Stumbling Towards Ecstasy

Creativity dedicated to the Heart, Mind, and Soul

Writers and Their Workspace

Courtesy TeacherWriter.net

Courtesy TeacherWriter.net

Another interesting Opinionator blog in the New York Times today, The Lure of the Writer’s Cabin, by David Wood. Mr. Wood speaks eloquently to where writer’s write, the places where writers can be at their most creative, be it in the middle of the woods in a minimalist cabin, or as he claims Sartre did,  where the busyness of cafe white noise gave him the silence he required for his own Muse to speak.

I read of writers who ‘close the door’ when they write, and when their day is complete they are able to walk away from their creative endeavors. One woman I was speaking with on Saturday said that when it was time for her to write as opposed to work on marketing her book, she merely slid down to another computer in another part of her office and switched gears. Oh! To be able to do just that!

The Author's Workspace

The Author’s Workspace

Alas, my workspace is also the family calendaring space, the family organizing space, the boy scout space, the place for all lost papers/items….  Post weekend, my desk right now is covered in express scripts forms, boy scout book, projects and calendar, receipts and coupons, return labels, pictures, books, romance writer’s group workshops, doctor’s information, Scrivener how-to, and even a stray earring my son found and proudly returned to me. Ack!  I’m pretty organized and by this afternoon it will be cleared off. But my writing space is so much more than just a space for writing. It is the communication hub of our family as well.

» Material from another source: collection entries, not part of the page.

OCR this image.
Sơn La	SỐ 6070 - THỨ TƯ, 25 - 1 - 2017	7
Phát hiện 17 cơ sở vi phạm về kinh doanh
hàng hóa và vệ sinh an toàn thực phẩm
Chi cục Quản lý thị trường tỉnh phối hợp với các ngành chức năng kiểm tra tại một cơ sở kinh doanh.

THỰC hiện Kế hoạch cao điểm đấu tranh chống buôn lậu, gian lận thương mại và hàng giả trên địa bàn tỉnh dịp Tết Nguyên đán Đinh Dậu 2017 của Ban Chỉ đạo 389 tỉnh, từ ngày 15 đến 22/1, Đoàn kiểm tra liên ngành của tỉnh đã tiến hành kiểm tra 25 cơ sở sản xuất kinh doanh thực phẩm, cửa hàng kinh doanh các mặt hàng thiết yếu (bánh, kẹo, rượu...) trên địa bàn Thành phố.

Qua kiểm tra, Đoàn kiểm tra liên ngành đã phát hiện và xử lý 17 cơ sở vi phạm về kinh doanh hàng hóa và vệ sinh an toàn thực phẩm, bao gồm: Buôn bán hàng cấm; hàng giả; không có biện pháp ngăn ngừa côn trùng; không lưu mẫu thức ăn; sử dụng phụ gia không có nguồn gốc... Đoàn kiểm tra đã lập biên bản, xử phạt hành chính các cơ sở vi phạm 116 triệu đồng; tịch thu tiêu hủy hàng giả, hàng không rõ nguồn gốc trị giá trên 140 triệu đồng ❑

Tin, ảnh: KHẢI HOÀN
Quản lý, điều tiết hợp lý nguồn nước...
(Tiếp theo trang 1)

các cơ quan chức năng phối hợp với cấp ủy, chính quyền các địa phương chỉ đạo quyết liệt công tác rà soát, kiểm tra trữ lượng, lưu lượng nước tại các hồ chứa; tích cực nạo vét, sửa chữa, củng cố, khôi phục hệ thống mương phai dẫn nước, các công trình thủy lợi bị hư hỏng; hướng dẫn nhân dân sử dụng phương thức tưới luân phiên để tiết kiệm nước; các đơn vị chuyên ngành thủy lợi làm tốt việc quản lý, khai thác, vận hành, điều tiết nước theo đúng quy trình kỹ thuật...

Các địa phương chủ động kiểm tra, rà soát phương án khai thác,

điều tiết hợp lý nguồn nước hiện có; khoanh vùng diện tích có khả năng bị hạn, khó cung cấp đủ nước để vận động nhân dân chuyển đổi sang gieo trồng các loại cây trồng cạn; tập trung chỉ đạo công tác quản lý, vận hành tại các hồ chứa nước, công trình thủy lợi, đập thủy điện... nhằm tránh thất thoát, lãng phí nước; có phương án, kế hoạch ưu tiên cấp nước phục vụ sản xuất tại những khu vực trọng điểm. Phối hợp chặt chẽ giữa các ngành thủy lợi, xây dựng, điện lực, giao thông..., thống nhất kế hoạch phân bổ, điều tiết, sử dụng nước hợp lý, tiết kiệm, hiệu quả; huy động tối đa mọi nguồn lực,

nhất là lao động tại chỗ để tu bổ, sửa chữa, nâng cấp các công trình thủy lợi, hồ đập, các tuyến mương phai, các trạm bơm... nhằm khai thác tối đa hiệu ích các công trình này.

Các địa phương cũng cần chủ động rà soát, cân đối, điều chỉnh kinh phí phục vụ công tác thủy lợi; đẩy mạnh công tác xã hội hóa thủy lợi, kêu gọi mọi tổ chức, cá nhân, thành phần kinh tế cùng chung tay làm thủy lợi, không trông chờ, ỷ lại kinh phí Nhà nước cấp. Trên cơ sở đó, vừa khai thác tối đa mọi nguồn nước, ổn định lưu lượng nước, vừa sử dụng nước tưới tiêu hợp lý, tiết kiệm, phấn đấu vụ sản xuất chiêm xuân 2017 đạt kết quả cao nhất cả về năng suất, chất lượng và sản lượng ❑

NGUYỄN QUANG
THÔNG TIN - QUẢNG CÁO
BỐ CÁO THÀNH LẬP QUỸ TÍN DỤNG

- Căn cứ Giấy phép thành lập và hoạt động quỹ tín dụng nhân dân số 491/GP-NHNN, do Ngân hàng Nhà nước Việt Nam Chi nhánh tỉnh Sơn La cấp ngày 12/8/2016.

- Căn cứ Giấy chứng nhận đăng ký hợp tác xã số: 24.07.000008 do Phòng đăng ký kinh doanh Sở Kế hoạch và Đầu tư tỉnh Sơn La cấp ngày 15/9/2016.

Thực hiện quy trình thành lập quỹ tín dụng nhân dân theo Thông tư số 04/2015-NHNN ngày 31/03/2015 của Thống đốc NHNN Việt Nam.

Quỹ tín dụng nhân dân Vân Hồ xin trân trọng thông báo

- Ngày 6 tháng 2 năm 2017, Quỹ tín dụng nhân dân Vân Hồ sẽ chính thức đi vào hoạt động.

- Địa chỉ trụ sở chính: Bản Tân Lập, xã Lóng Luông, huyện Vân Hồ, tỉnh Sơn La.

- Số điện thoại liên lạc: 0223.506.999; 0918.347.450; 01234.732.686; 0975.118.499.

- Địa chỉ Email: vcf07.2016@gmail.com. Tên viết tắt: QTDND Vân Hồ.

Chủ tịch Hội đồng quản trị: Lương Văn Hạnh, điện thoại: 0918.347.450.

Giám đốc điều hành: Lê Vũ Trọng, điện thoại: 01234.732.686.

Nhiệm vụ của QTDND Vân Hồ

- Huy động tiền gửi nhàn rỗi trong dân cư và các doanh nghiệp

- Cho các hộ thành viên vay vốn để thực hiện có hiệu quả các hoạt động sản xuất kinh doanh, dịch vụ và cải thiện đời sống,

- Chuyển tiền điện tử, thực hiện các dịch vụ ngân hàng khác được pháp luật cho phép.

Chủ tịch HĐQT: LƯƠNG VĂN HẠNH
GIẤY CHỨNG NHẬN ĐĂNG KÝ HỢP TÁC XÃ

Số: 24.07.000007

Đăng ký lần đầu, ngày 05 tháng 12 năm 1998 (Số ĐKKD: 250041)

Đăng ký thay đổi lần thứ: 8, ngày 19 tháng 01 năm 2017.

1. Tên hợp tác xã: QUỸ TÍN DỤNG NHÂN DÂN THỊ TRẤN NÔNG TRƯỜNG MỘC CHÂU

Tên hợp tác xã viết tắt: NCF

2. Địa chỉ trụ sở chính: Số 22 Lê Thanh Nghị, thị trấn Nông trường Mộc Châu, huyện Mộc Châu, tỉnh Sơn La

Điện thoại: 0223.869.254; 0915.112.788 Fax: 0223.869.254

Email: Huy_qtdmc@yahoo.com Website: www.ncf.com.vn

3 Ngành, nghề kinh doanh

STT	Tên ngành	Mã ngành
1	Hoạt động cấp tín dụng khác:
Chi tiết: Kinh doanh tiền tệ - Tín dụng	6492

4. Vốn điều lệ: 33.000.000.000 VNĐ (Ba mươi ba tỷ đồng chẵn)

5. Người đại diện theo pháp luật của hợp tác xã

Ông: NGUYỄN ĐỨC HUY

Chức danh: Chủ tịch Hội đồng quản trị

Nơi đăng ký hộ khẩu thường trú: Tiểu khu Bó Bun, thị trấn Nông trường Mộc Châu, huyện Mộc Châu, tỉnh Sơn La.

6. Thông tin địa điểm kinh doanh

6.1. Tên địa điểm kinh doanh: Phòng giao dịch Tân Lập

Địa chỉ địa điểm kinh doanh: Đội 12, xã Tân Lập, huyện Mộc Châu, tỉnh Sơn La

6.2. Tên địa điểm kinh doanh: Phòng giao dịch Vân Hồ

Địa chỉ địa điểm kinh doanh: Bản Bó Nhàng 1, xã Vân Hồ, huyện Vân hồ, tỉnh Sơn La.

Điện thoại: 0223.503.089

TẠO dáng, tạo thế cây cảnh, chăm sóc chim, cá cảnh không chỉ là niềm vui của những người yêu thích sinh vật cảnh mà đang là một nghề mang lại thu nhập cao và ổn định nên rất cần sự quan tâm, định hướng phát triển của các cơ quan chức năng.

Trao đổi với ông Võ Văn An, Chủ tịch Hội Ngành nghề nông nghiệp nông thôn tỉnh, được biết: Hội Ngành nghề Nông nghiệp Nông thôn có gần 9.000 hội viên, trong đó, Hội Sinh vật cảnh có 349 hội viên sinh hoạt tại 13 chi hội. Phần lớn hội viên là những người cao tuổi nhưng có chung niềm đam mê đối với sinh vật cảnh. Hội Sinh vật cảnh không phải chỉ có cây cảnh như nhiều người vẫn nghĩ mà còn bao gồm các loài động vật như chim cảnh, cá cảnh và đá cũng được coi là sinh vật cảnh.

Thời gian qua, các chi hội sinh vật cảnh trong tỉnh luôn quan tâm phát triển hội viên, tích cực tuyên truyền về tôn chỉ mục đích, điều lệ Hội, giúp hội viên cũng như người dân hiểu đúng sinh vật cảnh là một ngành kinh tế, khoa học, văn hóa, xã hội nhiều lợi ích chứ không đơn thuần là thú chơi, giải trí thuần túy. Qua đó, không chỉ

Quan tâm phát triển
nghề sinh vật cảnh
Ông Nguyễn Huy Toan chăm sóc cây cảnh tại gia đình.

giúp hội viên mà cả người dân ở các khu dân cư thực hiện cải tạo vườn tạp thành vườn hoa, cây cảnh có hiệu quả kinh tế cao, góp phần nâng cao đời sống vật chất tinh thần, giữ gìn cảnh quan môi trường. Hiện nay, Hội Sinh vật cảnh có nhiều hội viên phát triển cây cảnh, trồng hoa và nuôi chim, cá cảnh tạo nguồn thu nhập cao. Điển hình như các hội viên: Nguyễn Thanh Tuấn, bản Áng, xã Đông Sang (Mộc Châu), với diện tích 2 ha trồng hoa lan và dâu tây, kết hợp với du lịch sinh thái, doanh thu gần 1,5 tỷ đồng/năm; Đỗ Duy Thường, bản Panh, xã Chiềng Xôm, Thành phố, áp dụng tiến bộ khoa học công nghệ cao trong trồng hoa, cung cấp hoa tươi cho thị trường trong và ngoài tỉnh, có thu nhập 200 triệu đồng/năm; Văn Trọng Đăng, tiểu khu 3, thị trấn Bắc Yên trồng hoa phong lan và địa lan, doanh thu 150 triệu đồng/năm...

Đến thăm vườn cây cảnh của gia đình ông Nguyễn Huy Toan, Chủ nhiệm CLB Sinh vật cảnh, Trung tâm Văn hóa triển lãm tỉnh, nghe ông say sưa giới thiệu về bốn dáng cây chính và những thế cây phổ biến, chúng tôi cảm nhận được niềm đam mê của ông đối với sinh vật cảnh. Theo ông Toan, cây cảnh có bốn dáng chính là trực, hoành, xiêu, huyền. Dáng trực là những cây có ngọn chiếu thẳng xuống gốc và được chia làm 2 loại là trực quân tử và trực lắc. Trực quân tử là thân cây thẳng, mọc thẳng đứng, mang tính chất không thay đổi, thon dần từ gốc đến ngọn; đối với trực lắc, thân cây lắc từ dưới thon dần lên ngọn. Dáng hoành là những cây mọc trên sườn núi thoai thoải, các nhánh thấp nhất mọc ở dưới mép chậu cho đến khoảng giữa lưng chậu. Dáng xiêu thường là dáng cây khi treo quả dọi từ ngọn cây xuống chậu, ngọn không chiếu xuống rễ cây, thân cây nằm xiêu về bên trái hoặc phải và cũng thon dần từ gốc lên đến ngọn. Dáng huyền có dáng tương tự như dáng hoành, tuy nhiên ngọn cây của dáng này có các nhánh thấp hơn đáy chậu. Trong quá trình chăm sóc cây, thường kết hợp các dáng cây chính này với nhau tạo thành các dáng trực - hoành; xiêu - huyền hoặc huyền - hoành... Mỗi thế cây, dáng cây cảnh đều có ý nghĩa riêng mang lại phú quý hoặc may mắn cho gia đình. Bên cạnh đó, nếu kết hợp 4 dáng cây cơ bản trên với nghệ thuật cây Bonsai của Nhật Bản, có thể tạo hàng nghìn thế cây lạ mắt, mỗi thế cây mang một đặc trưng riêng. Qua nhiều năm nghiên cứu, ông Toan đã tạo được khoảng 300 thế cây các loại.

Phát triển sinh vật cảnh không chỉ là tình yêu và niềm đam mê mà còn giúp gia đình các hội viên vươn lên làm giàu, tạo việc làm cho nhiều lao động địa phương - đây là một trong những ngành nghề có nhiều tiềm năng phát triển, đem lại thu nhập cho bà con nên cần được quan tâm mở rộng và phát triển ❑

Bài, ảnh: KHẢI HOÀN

I like to think I would love to be blessed with a cabin in the woods with no internet connection, left alone to only write. Wake up to the birds singing outside my window, walk in the woods and think out my plot, and talk to my characters. Yes, that does sound like a dream.

But my reality is that I live in a house with two active boys and a busy husband. My writing space is what it is, and is unlikely to become some separate room that is only mine, where I don’t share it with a kitchen, a television, and a busy family room. So I have a computer, noise cancelling headphones, my music, and a rather fussy Muse.

No, my big challenge is not my workspace, but battling Resistance, with a capital ‘R.’

More about Resistance in my next post.

What is your writing workspace like? Do you need seclusion? Do you even want seclusion? Or are noise cancelling headphones enough?